No mês passado, os dados apresentaram saldo positivo no nível de emprego nos cinco grupamentos de atividades econômicas: serviços, com a criação de 125.713 postos, distribuídos principalmente nas atividades de informação, comunicação e atividades financeiras, imobiliárias, profissionais e administrativas; comércio, que criou 72.877 novos empregos; indústria geral, saldo positivo de 50.145 postos, concentrados na indústria de transformação; agricultura, pecuária, produção florestal, pesca e aquicultura, mais 38.005 postos de trabalho gerados; e construção, que registrou 22.460 novos trabalhadores.

Todas as regiões do país tiveram saldo positivo na geração de emprego, sendo que houve aumento de trabalho formal nas 27 unidades da Federação. Em termos relativos, dos estados com maior variação em relação ao estoque do mês anterior, os destaques são para o Piauí, com a abertura de 4.597 postos, aumento de 1,5%; Alagoas que criou 4.651 novas vagas (1,36%); e Maranhão, com saldo positivo de 6.745 postos (1,31%).

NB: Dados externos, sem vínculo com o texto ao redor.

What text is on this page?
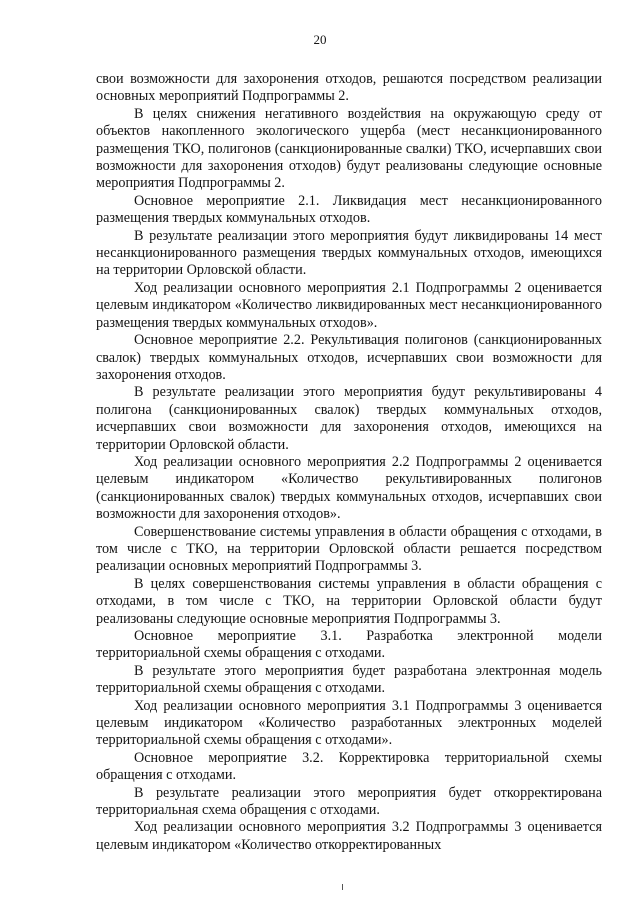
20

свои возможности для захоронения отходов, решаются посредством реализации основных мероприятий Подпрограммы 2.

В целях снижения негативного воздействия на окружающую среду от объектов накопленного экологического ущерба (мест несанкционированного размещения ТКО, полигонов (санкционированные свалки) ТКО, исчерпавших свои возможности для захоронения отходов) будут реализованы следующие основные мероприятия Подпрограммы 2.

Основное мероприятие 2.1. Ликвидация мест несанкционированного размещения твердых коммунальных отходов.

В результате реализации этого мероприятия будут ликвидированы 14 мест несанкционированного размещения твердых коммунальных отходов, имеющихся на территории Орловской области.

Ход реализации основного мероприятия 2.1 Подпрограммы 2 оценивается целевым индикатором «Количество ликвидированных мест несанкционированного размещения твердых коммунальных отходов».

Основное мероприятие 2.2. Рекультивация полигонов (санкционированных свалок) твердых коммунальных отходов, исчерпавших свои возможности для захоронения отходов.

В результате реализации этого мероприятия будут рекультивированы 4 полигона (санкционированных свалок) твердых коммунальных отходов, исчерпавших свои возможности для захоронения отходов, имеющихся на территории Орловской области.

Ход реализации основного мероприятия 2.2 Подпрограммы 2 оценивается целевым индикатором «Количество рекультивированных полигонов (санкционированных свалок) твердых коммунальных отходов, исчерпавших свои возможности для захоронения отходов».

Совершенствование системы управления в области обращения с отходами, в том числе с ТКО, на территории Орловской области решается посредством реализации основных мероприятий Подпрограммы 3.

В целях совершенствования системы управления в области обращения с отходами, в том числе с ТКО, на территории Орловской области будут реализованы следующие основные мероприятия Подпрограммы 3.

Основное мероприятие 3.1. Разработка электронной модели территориальной схемы обращения с отходами.

В результате этого мероприятия будет разработана электронная модель территориальной схемы обращения с отходами.

Ход реализации основного мероприятия 3.1 Подпрограммы 3 оценивается целевым индикатором «Количество разработанных электронных моделей территориальной схемы обращения с отходами».

Основное мероприятие 3.2. Корректировка территориальной схемы обращения с отходами.

В результате реализации этого мероприятия будет откорректирована территориальная схема обращения с отходами.

Ход реализации основного мероприятия 3.2 Подпрограммы 3 оценивается целевым индикатором «Количество откорректированных
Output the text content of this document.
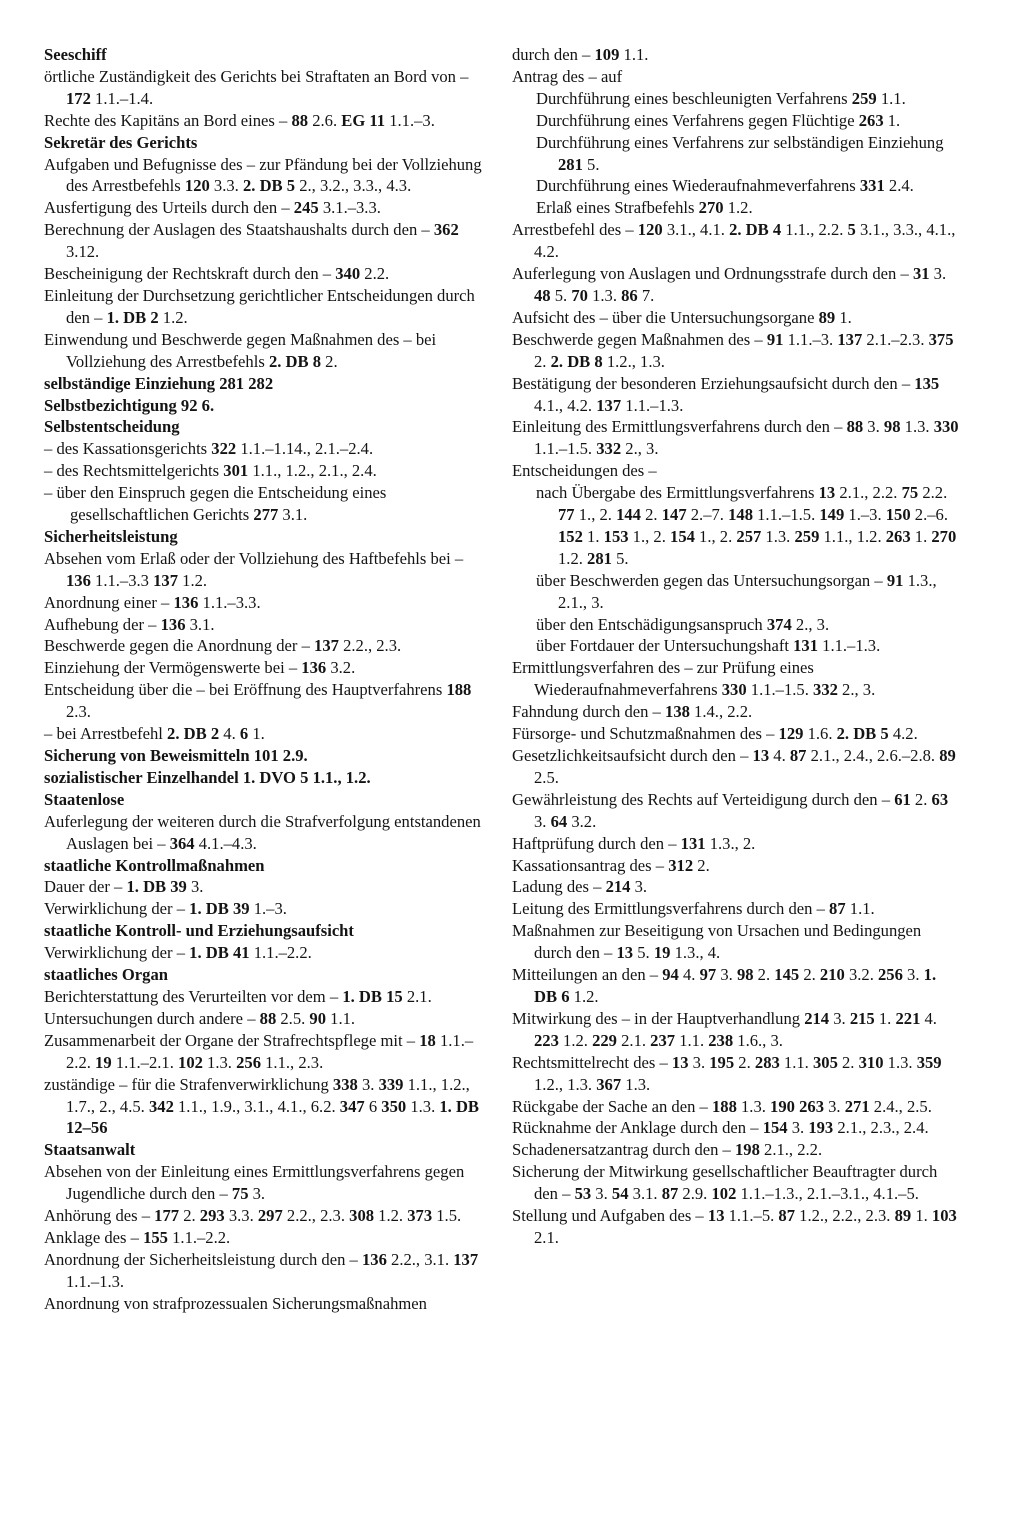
Seeschiff

örtliche Zuständigkeit des Gerichts bei Straftaten an Bord von – 172 1.1.–1.4.

Rechte des Kapitäns an Bord eines – 88 2.6. EG 11 1.1.–3.

Sekretär des Gerichts

Aufgaben und Befugnisse des – zur Pfändung bei der Vollziehung des Arrestbefehls 120 3.3. 2. DB 5 2., 3.2., 3.3., 4.3.

Ausfertigung des Urteils durch den – 245 3.1.–3.3.

Berechnung der Auslagen des Staatshaushalts durch den – 362 3.12.

Bescheinigung der Rechtskraft durch den – 340 2.2.

Einleitung der Durchsetzung gerichtlicher Entscheidungen durch den – 1. DB 2 1.2.

Einwendung und Beschwerde gegen Maßnahmen des – bei Vollziehung des Arrestbefehls 2. DB 8 2.

selbständige Einziehung 281 282

Selbstbezichtigung 92 6.

Selbstentscheidung

– des Kassationsgerichts 322 1.1.–1.14., 2.1.–2.4.

– des Rechtsmittelgerichts 301 1.1., 1.2., 2.1., 2.4.

– über den Einspruch gegen die Entscheidung eines gesellschaftlichen Gerichts 277 3.1.

Sicherheitsleistung

Absehen vom Erlaß oder der Vollziehung des Haftbefehls bei – 136 1.1.–3.3 137 1.2.

Anordnung einer – 136 1.1.–3.3.

Aufhebung der – 136 3.1.

Beschwerde gegen die Anordnung der – 137 2.2., 2.3.

Einziehung der Vermögenswerte bei – 136 3.2.

Entscheidung über die – bei Eröffnung des Hauptverfahrens 188 2.3.

– bei Arrestbefehl 2. DB 2 4. 6 1.

Sicherung von Beweismitteln 101 2.9.

sozialistischer Einzelhandel 1. DVO 5 1.1., 1.2.

Staatenlose

Auferlegung der weiteren durch die Strafverfolgung entstandenen Auslagen bei – 364 4.1.–4.3.

staatliche Kontrollmaßnahmen

Dauer der – 1. DB 39 3.

Verwirklichung der – 1. DB 39 1.–3.

staatliche Kontroll- und Erziehungsaufsicht

Verwirklichung der – 1. DB 41 1.1.–2.2.

staatliches Organ

Berichterstattung des Verurteilten vor dem – 1. DB 15 2.1.

Untersuchungen durch andere – 88 2.5. 90 1.1.

Zusammenarbeit der Organe der Strafrechtspflege mit – 18 1.1.–2.2. 19 1.1.–2.1. 102 1.3. 256 1.1., 2.3.

zuständige – für die Strafenverwirklichung 338 3. 339 1.1., 1.2., 1.7., 2., 4.5. 342 1.1., 1.9., 3.1., 4.1., 6.2. 347 6 350 1.3. 1. DB 12–56

Staatsanwalt

Absehen von der Einleitung eines Ermittlungsverfahrens gegen Jugendliche durch den – 75 3.

Anhörung des – 177 2. 293 3.3. 297 2.2., 2.3. 308 1.2. 373 1.5.

Anklage des – 155 1.1.–2.2.

Anordnung der Sicherheitsleistung durch den – 136 2.2., 3.1. 137 1.1.–1.3.

Anordnung von strafprozessualen Sicherungsmaßnahmen

durch den – 109 1.1.

Antrag des – auf

Durchführung eines beschleunigten Verfahrens 259 1.1.

Durchführung eines Verfahrens gegen Flüchtige 263 1.

Durchführung eines Verfahrens zur selbständigen Einziehung 281 5.

Durchführung eines Wiederaufnahmeverfahrens 331 2.4.

Erlaß eines Strafbefehls 270 1.2.

Arrestbefehl des – 120 3.1., 4.1. 2. DB 4 1.1., 2.2. 5 3.1., 3.3., 4.1., 4.2.

Auferlegung von Auslagen und Ordnungsstrafe durch den – 31 3. 48 5. 70 1.3. 86 7.

Aufsicht des – über die Untersuchungsorgane 89 1.

Beschwerde gegen Maßnahmen des – 91 1.1.–3. 137 2.1.–2.3. 375 2. 2. DB 8 1.2., 1.3.

Bestätigung der besonderen Erziehungsaufsicht durch den – 135 4.1., 4.2. 137 1.1.–1.3.

Einleitung des Ermittlungsverfahrens durch den – 88 3. 98 1.3. 330 1.1.–1.5. 332 2., 3.

Entscheidungen des –

nach Übergabe des Ermittlungsverfahrens 13 2.1., 2.2. 75 2.2. 77 1., 2. 144 2. 147 2.–7. 148 1.1.–1.5. 149 1.–3. 150 2.–6. 152 1. 153 1., 2. 154 1., 2. 257 1.3. 259 1.1., 1.2. 263 1. 270 1.2. 281 5.

über Beschwerden gegen das Untersuchungsorgan – 91 1.3., 2.1., 3.

über den Entschädigungsanspruch 374 2., 3.

über Fortdauer der Untersuchungshaft 131 1.1.–1.3.

Ermittlungsverfahren des – zur Prüfung eines Wiederaufnahmeverfahrens 330 1.1.–1.5. 332 2., 3.

Fahndung durch den – 138 1.4., 2.2.

Fürsorge- und Schutzmaßnahmen des – 129 1.6. 2. DB 5 4.2.

Gesetzlichkeitsaufsicht durch den – 13 4. 87 2.1., 2.4., 2.6.–2.8. 89 2.5.

Gewährleistung des Rechts auf Verteidigung durch den – 61 2. 63 3. 64 3.2.

Haftprüfung durch den – 131 1.3., 2.

Kassationsantrag des – 312 2.

Ladung des – 214 3.

Leitung des Ermittlungsverfahrens durch den – 87 1.1.

Maßnahmen zur Beseitigung von Ursachen und Bedingungen durch den – 13 5. 19 1.3., 4.

Mitteilungen an den – 94 4. 97 3. 98 2. 145 2. 210 3.2. 256 3. 1. DB 6 1.2.

Mitwirkung des – in der Hauptverhandlung 214 3. 215 1. 221 4. 223 1.2. 229 2.1. 237 1.1. 238 1.6., 3.

Rechtsmittelrecht des – 13 3. 195 2. 283 1.1. 305 2. 310 1.3. 359 1.2., 1.3. 367 1.3.

Rückgabe der Sache an den – 188 1.3. 190 263 3. 271 2.4., 2.5.

Rücknahme der Anklage durch den – 154 3. 193 2.1., 2.3., 2.4.

Schadenersatzantrag durch den – 198 2.1., 2.2.

Sicherung der Mitwirkung gesellschaftlicher Beauftragter durch den – 53 3. 54 3.1. 87 2.9. 102 1.1.–1.3., 2.1.–3.1., 4.1.–5.

Stellung und Aufgaben des – 13 1.1.–5. 87 1.2., 2.2., 2.3. 89 1. 103 2.1.
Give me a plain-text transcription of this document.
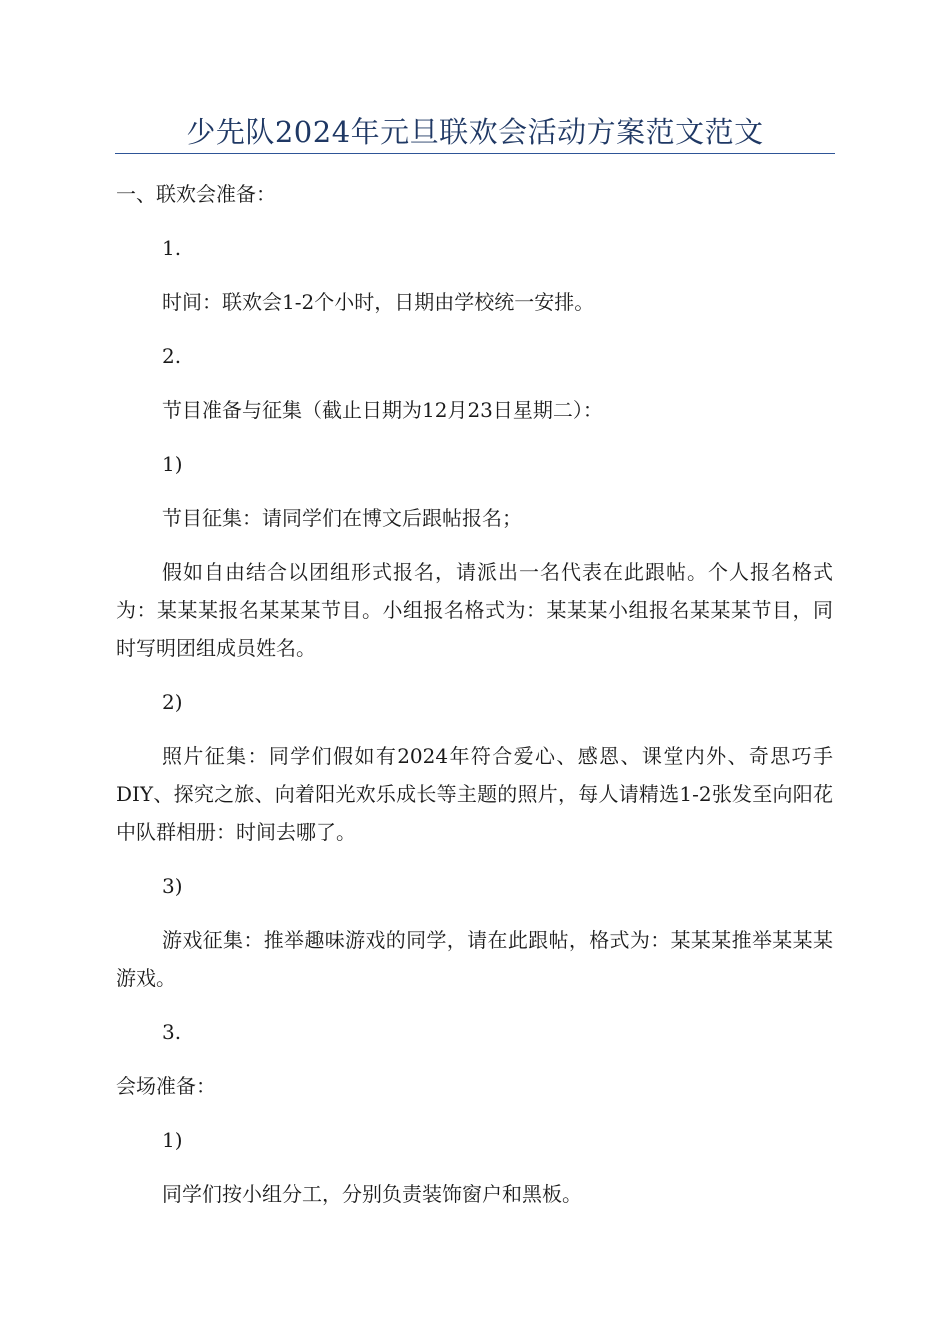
少先队2024年元旦联欢会活动方案范文范文

一、联欢会准备：

1.

时间：联欢会1-2个小时，日期由学校统一安排。

2.

节目准备与征集（截止日期为12月23日星期二）：

1)

节目征集：请同学们在博文后跟帖报名；

假如自由结合以团组形式报名，请派出一名代表在此跟帖。个人报名格式为：某某某报名某某某节目。小组报名格式为：某某某小组报名某某某节目，同时写明团组成员姓名。

2)

照片征集：同学们假如有2024年符合爱心、感恩、课堂内外、奇思巧手DIY、探究之旅、向着阳光欢乐成长等主题的照片，每人请精选1-2张发至向阳花中队群相册：时间去哪了。

3)

游戏征集：推举趣味游戏的同学，请在此跟帖，格式为：某某某推举某某某游戏。

3.

会场准备：

1)

同学们按小组分工，分别负责装饰窗户和黑板。
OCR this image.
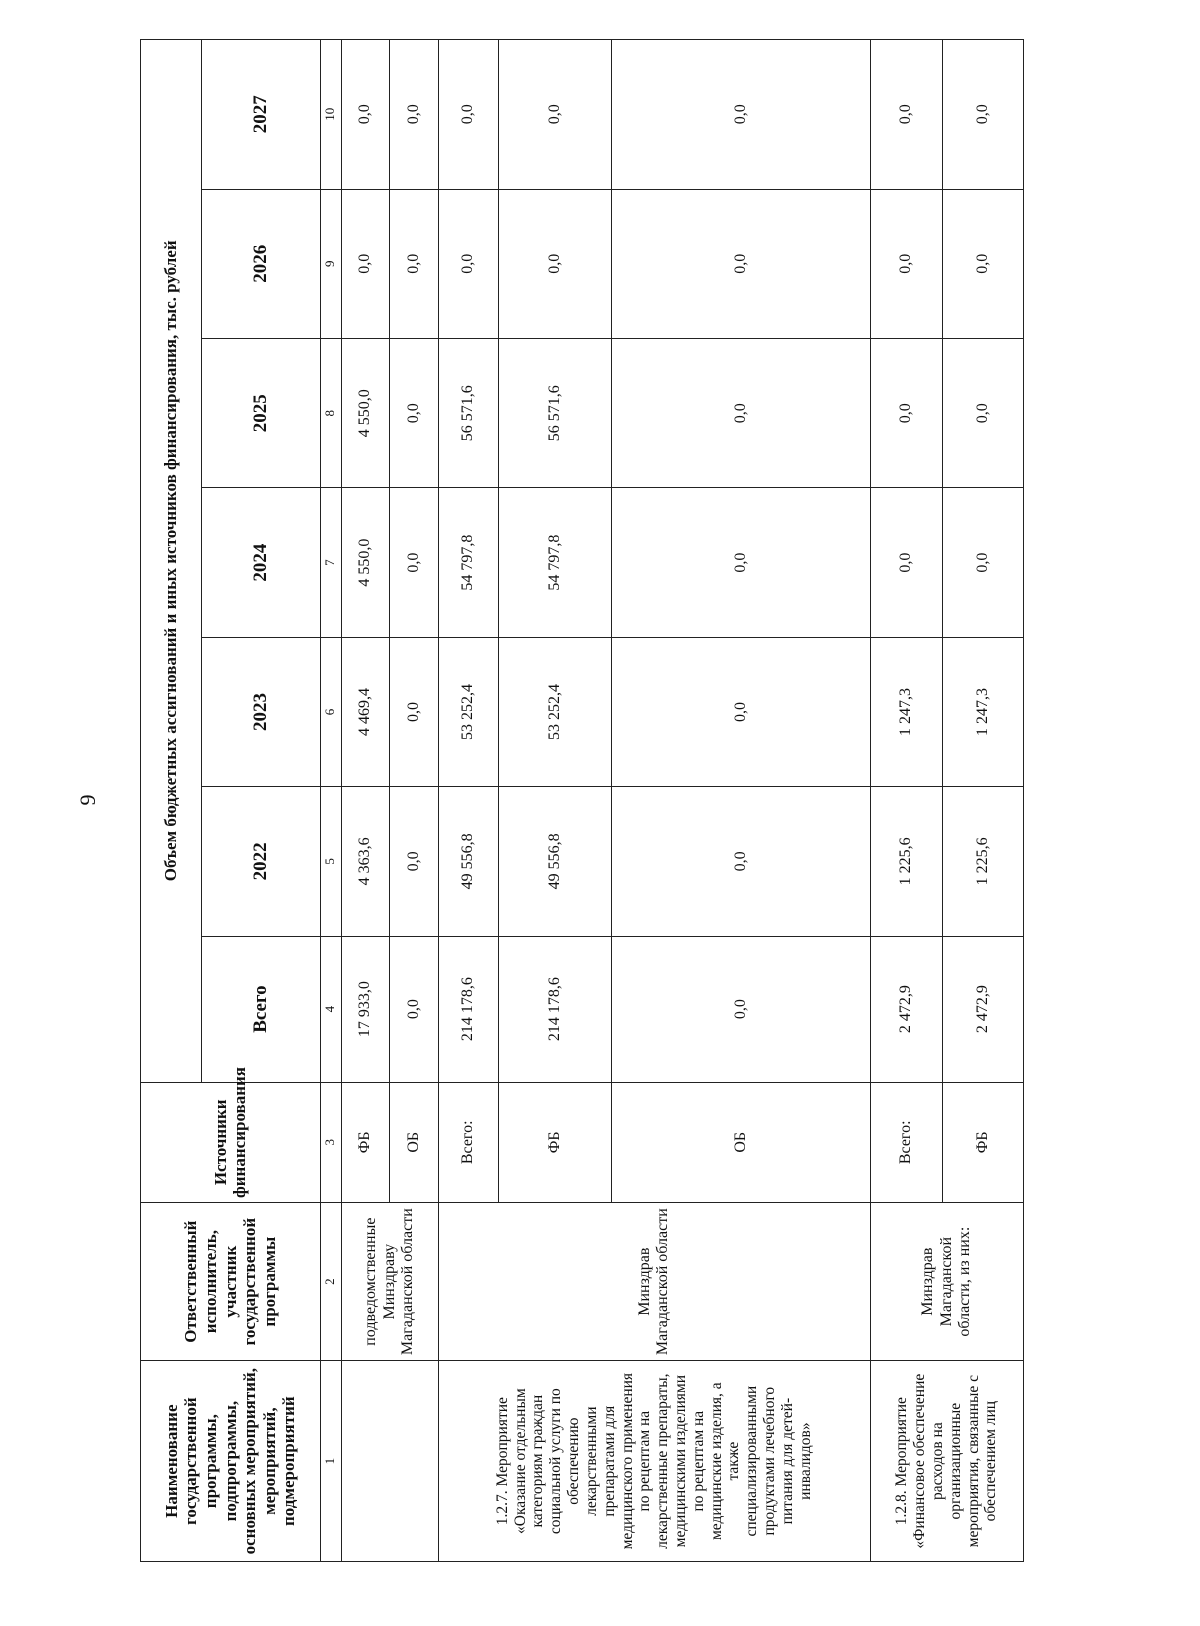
9
Наименование государственной программы, подпрограммы, основных мероприятий, мероприятий, подмероприятий	Ответственный исполнитель, участник государственной программы	Источники финансирования	Объем бюджетных ассигнований и иных источников финансирования, тыс. рублей						
			Всего	2022	2023	2024	2025	2026	2027
1	2	3	4	5	6	7	8	9	10
	подведомственные Минздраву Магаданской области	ФБ	17 933,0	4 363,6	4 469,4	4 550,0	4 550,0	0,0	0,0
		ОБ	0,0	0,0	0,0	0,0	0,0	0,0	0,0
1.2.7. Мероприятие «Оказание отдельным категориям граждан социальной услуги по обеспечению лекарственными препаратами для медицинского применения по рецептам на лекарственные препараты, медицинскими изделиями по рецептам на медицинские изделия, а также специализированными продуктами лечебного питания для детей-инвалидов»	Минздрав Магаданской области	Всего:	214 178,6	49 556,8	53 252,4	54 797,8	56 571,6	0,0	0,0
		ФБ	214 178,6	49 556,8	53 252,4	54 797,8	56 571,6	0,0	0,0
		ОБ	0,0	0,0	0,0	0,0	0,0	0,0	0,0
1.2.8. Мероприятие «Финансовое обеспечение расходов на организационные мероприятия, связанные с обеспечением лиц	Минздрав Магаданской области, из них:	Всего:	2 472,9	1 225,6	1 247,3	0,0	0,0	0,0	0,0
		ФБ	2 472,9	1 225,6	1 247,3	0,0	0,0	0,0	0,0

Os estados com menor variação relativa de empregos em junho, em relação a maio, são Rio Grande do Sul, que teve criação de 11.446 postos, aumento de 0,44%; Bahia, com saldo positivo de 7.604, alta de 0,43%; e Sergipe, que encerrou o mês passado com mais 1.107 postos de trabalho formal, crescimento de apenas 0,41%.

Em todo o país, o salário médio de admissão em junho de 2021 foi de R$ 1.806,29. Comparado ao mês anterior, houve redução real de R$ 1,59 no salário médio de admissão, uma variação negativa de 0,09%.

As estatísticas completas do Novo Caged estão disponíveis na página do Ministério da Economia. Os dados também podem ser consultados no Painel de Informações do Novo Caged.